4. Model denial of service
Model denial of service involves an attacker using an LLM in such a way that it sucks up a huge amount of resources, degrading the experience for other users or completely denying them access. It could also result in high compute costs for the organization that runs the LLM.
5. Supply chain vulnerabilities
Just like any other tech organization, the developers of LLMs rely on a range of vendors so that they can focus on their core products. These supply chains represent sources of vulnerabilities. Examples include:
- A supplier of training data having insufficient protections in place, resulting in the model being trained on poisoned data.
- Vulnerabilities in third-party libraries and other software packages that are used by the LLM developer.
Due to the varied nature of security misconfigurations, there is a wide range of different mitigation techniques. These include hardening and implementing strong security baselines, keeping software up-to-date, as well as using strong and unique passwords.
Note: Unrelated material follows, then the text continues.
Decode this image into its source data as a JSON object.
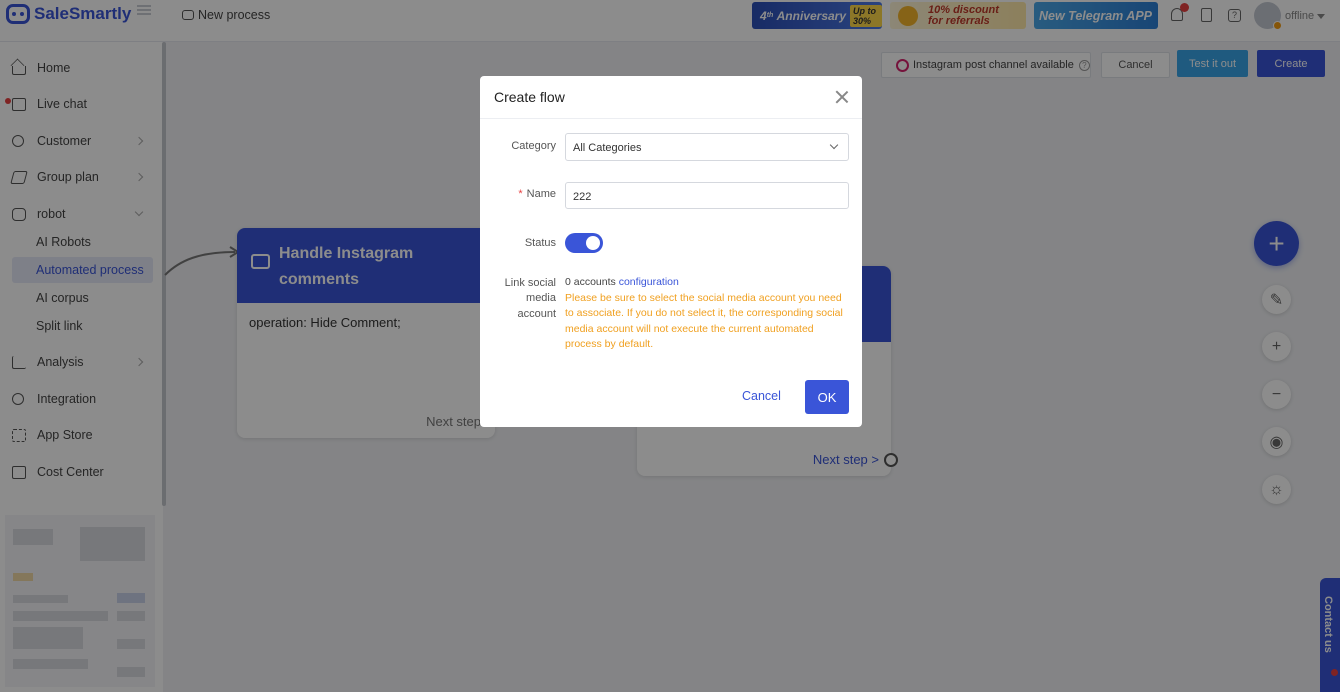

6. Sensitive information disclosure
When users interact with LLMs, their prompts may be incorporated into future training data. This can be dangerous if a user inputs sensitive or proprietary data, because later models may ultimately end up outputting the information to others under specific prompts. LLM developers need clear terms of use, while users need to be aware of whether their inputs may be used in future training data, and they must act accordingly.
7. Insecure plugin design
A wide range of plugins have been developed to extend the capabilities of tools like ChatGPT. Common plugin issues include a lack of sanitization and validation, which we discussed back at number 2, as well as insufficient access controls. If a plugin lacks appropriate access controls, an attacker may be able to insert inputs that the plugin assumes originated from the legitimate user. This can ultimately lead to privilege escalation, remote code execution or data infiltration.
8. Excessive agency
LLM-based tools are able to respond to user prompts and interface with other systems—they have a certain degree of agency. If an LLM-based tool has too much agency, it can act in ways that are undesirable or dangerous. Excessive agency is usually caused by the system having too much functionality, too many permissions, too much autonomy, or some combination of the three.
9. Overreliance
If you’ve used a tool like ChatGPT, Claude or Gemini, you’re probably well aware that they hallucinate and make things up. Overreliance involves putting too much trust in the information produced by an LLM. One example is a college student getting an LLM to produce a paper on French history without checking the output. Another is a developer using an LLM to generate their code, without doing the appropriate security reviews. In the first case, the student may get an F for confidently stating that the French Revolution occurred in 2074. In the second case, the code could have security vulnerabilities which endanger the app and its users.
10. Model theft
LLMs are incredibly powerful and also extremely valuable. This creates a huge incentive to steal them. If a company has its model stolen, it could lose its competitive advantage, suffer reputational damage, and deal with the consequences of sensitive data being exposed. Another risk is that the thief could then deploy the model without any guardrails, using it to commit harms that the model’s owner deliberately tried to prevent.